Just to clarify, I would love nothing more than to see an adult use market with a plethora of products, but our market as it currently exists is a medical market and it should be treated as such.  If decriminalisation were to become a reality any time soon, then we would likely see our medicinal cannabis model struggle to stay afloat if no real work is done now to protect this medical stream of access for the future.  Penington’s report estimates the illicit cannabis market is worth $5 billion, suggesting many people are “self-medicating” (and have for years) but a large number of medicinal cannabis patients will always need the guidance and support of doctors and pharmacists, so it is imperative that what we have is protected and streamlined to ensure safety, quality and accessibility to patients who need it most.

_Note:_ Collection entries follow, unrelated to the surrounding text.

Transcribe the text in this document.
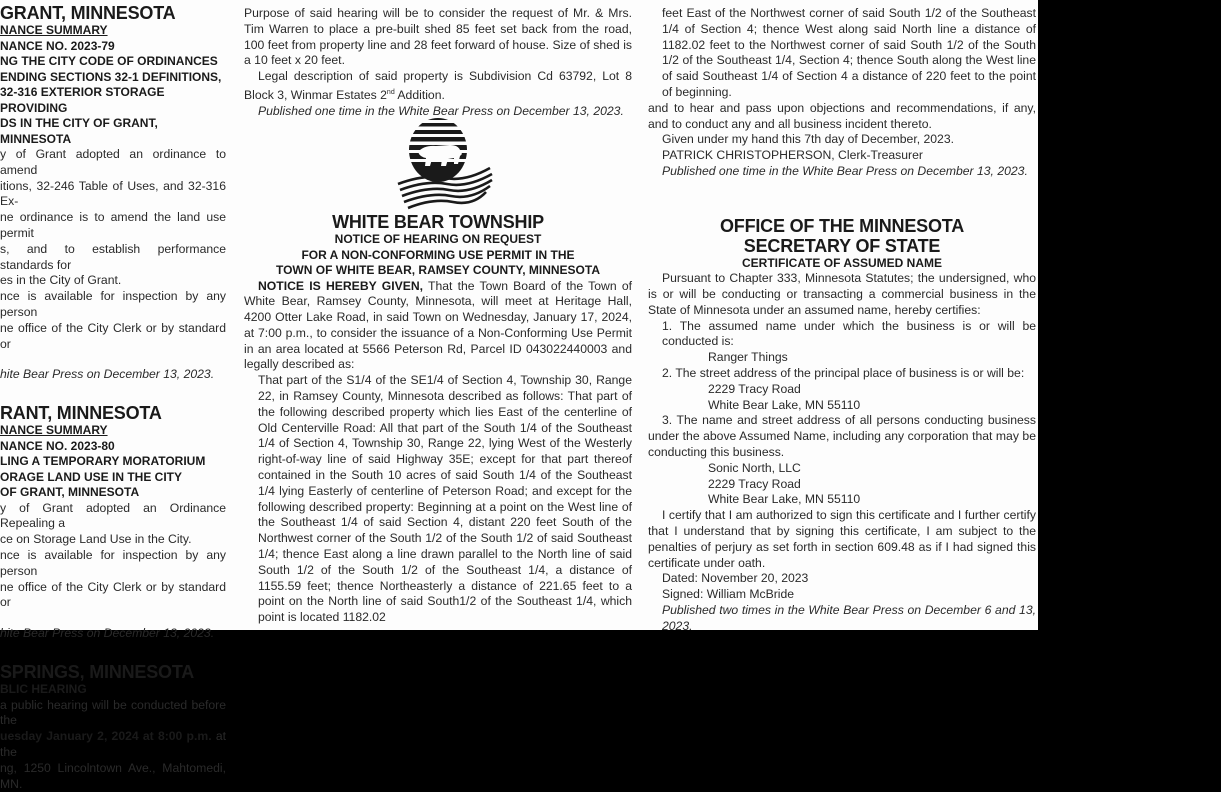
GRANT, MINNESOTA
NANCE SUMMARY
NANCE NO. 2023-79
NG THE CITY CODE OF ORDINANCES
ENDING SECTIONS 32-1 DEFINITIONS,
32-316 EXTERIOR STORAGE PROVIDING
DS IN THE CITY OF GRANT, MINNESOTA

y of Grant adopted an ordinance to amend

itions, 32-246 Table of Uses, and 32-316 Ex-

ne ordinance is to amend the land use permit

s, and to establish performance standards for

es in the City of Grant.

nce is available for inspection by any person

ne office of the City Clerk or by standard or

hite Bear Press on December 13, 2023.

RANT, MINNESOTA
NANCE SUMMARY
NANCE NO. 2023-80
LING A TEMPORARY MORATORIUM
ORAGE LAND USE IN THE CITY
OF GRANT, MINNESOTA

y of Grant adopted an Ordinance Repealing a

ce on Storage Land Use in the City.

nce is available for inspection by any person

ne office of the City Clerk or by standard or

hite Bear Press on December 13, 2023.

SPRINGS, MINNESOTA
BLIC HEARING

a public hearing will be conducted before the

uesday January 2, 2024 at 8:00 p.m. at the

ng, 1250 Lincolntown Ave., Mahtomedi, MN.

Purpose of said hearing will be to consider the request of Mr. & Mrs. Tim Warren to place a pre-built shed 85 feet set back from the road, 100 feet from property line and 28 feet forward of house. Size of shed is a 10 feet x 20 feet.

Legal description of said property is Subdivision Cd 63792, Lot 8 Block 3, Winmar Estates 2nd Addition.

Published one time in the White Bear Press on December 13, 2023.

WHITE BEAR TOWNSHIP
NOTICE OF HEARING ON REQUEST
FOR A NON-CONFORMING USE PERMIT IN THE
TOWN OF WHITE BEAR, RAMSEY COUNTY, MINNESOTA

NOTICE IS HEREBY GIVEN, That the Town Board of the Town of White Bear, Ramsey County, Minnesota, will meet at Heritage Hall, 4200 Otter Lake Road, in said Town on Wednesday, January 17, 2024, at 7:00 p.m., to consider the issuance of a Non-Conforming Use Permit in an area located at 5566 Peterson Rd, Parcel ID 043022440003 and legally described as:

That part of the S1/4 of the SE1/4 of Section 4, Township 30, Range 22, in Ramsey County, Minnesota described as follows: That part of the following described property which lies East of the centerline of Old Centerville Road: All that part of the South 1/4 of the Southeast 1/4 of Section 4, Township 30, Range 22, lying West of the Westerly right-of-way line of said Highway 35E; except for that part thereof contained in the South 10 acres of said South 1/4 of the Southeast 1/4 lying Easterly of centerline of Peterson Road; and except for the following described property: Beginning at a point on the West line of the Southeast 1/4 of said Section 4, distant 220 feet South of the Northwest corner of the South 1/2 of the South 1/2 of said Southeast 1/4; thence East along a line drawn parallel to the North line of said South 1/2 of the South 1/2 of the Southeast 1/4, a distance of 1155.59 feet; thence Northeasterly a distance of 221.65 feet to a point on the North line of said South1/2 of the Southeast 1/4, which point is located 1182.02

feet East of the Northwest corner of said South 1/2 of the Southeast 1/4 of Section 4; thence West along said North line a distance of 1182.02 feet to the Northwest corner of said South 1/2 of the South 1/2 of the Southeast 1/4, Section 4; thence South along the West line of said Southeast 1/4 of Section 4 a distance of 220 feet to the point of beginning.

and to hear and pass upon objections and recommendations, if any, and to conduct any and all business incident thereto.

Given under my hand this 7th day of December, 2023.

PATRICK CHRISTOPHERSON, Clerk-Treasurer

Published one time in the White Bear Press on December 13, 2023.

OFFICE OF THE MINNESOTA
SECRETARY OF STATE
CERTIFICATE OF ASSUMED NAME

Pursuant to Chapter 333, Minnesota Statutes; the undersigned, who is or will be conducting or transacting a commercial business in the State of Minnesota under an assumed name, hereby certifies:

1. The assumed name under which the business is or will be conducted is:

Ranger Things

2. The street address of the principal place of business is or will be:

2229 Tracy Road

White Bear Lake, MN 55110

3. The name and street address of all persons conducting business under the above Assumed Name, including any corporation that may be conducting this business.

Sonic North, LLC

2229 Tracy Road

White Bear Lake, MN 55110

I certify that I am authorized to sign this certificate and I further certify that I understand that by signing this certificate, I am subject to the penalties of perjury as set forth in section 609.48 as if I had signed this certificate under oath.

Dated: November 20, 2023

Signed: William McBride

Published two times in the White Bear Press on December 6 and 13, 2023.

Speaking of maintaining the integrity of the medical model, our last major recommendation was for all manufacturers of medicinal cannabis products to comply with standardised and consistent professional labeling practices.  This means making sure that these medicines look like medicines and have all the relevant clinical and safety information clear for patients to see.  Currently, there are products with fancy and overly colourful packaging that could be mistaken for a bag of lollies, which poses a big risk for parents with young children.  There are products with well designed, artistic boxes with cool little slogans on them but that is not what we expect medicine to look like, and manufacturers of prescription medications should not be promoting their products directly or indirectly.  However these suppliers are clearly trying to create an experience for customers who buy their products but the suitability of medication in Australia is meant to be decided by the doctors and pharmacists.  Then there are manufacturers who make all their products look identical, which makes separating products for pharmacists unnecessarily complicated and could increase the risk of dispensing errors.  And as you can imagine, with how relatively easy it is to bring a product to market, there are a slew of products with barely legible writing, missing barcodes and unclear information.

For medicinal cannabis to be taken seriously in the wider healthcare space these are all considerations that need to be made and standardised to hopefully not just remove the stigma still associated with using cannabis, but also to make access for the patients who need it more seamless and safe.  In the absence of an adult-use market, we believe it is imperative to solidify our medical market for the future and to help set a precedent for any other emerging natural therapies that may come.